I opened the table-drawer again and looked at the bonds, Postal Telegraph & Cable 5s, Sao Paulo City 6½s, American Type Founders 6s, Certain-teed Products 5½s, Upper Austria 6½s, United Drugs 5s, Philippine Railway 4s, Tokio Electric Lighting 6s, about sixty thousand dollars at face value, I judged, and—guessing—between a quarter and a third of that at the market.

When the doorbell rang I shut the drawer and let Macaulay in. He looked tired. He sat down without taking off his overcoat and said: “Well, tell me the worst. What was he up to here?”

“I don’t know yet, except that he gave Mimi some bonds and a check.”

“I know that.” He fumbled in his pocket and gave me a letter:

Dear Herbert:

I am today giving Mrs. Mimi Jorgensen the securities listed below and a ten thousand dollar check on the Park Ave.
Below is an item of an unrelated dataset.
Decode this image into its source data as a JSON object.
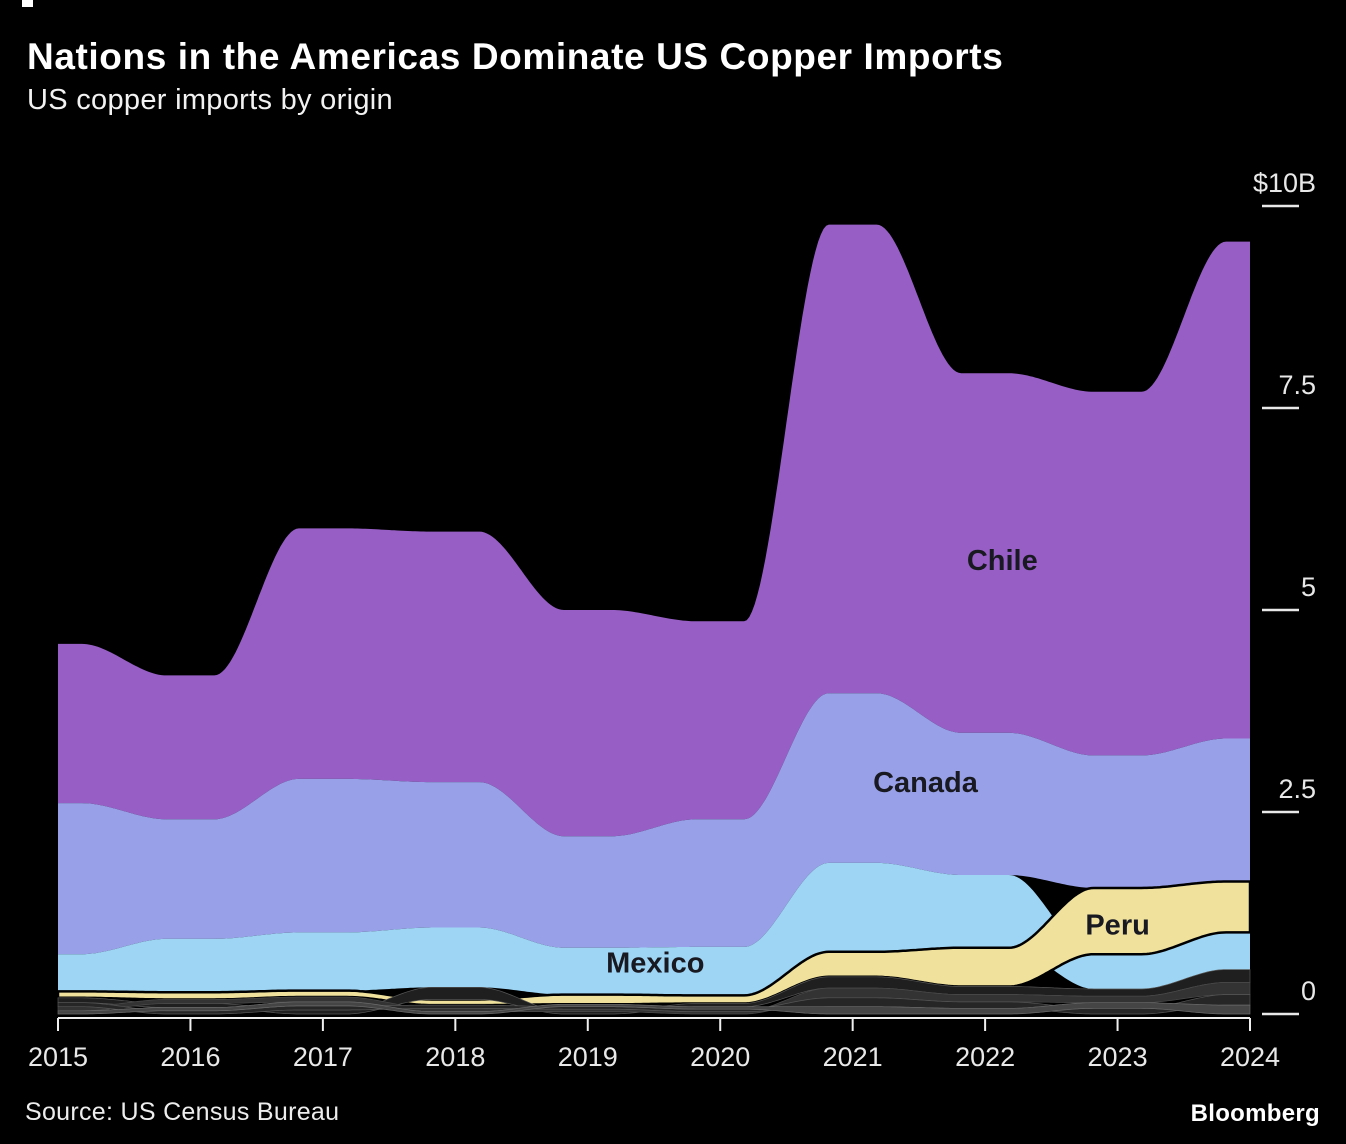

Trust dated Jan. 3. Please arrange to have sufficient money there on that date to cover it. I would suggest that you sell some more of the public utility bonds, but use your own judgment. I find that I cannot spend any more time in New York at present and probably will not be able to get back here for several months, but will communicate with you from time to time. I am sorry I will not be able to wait over to see you and Charles tonight.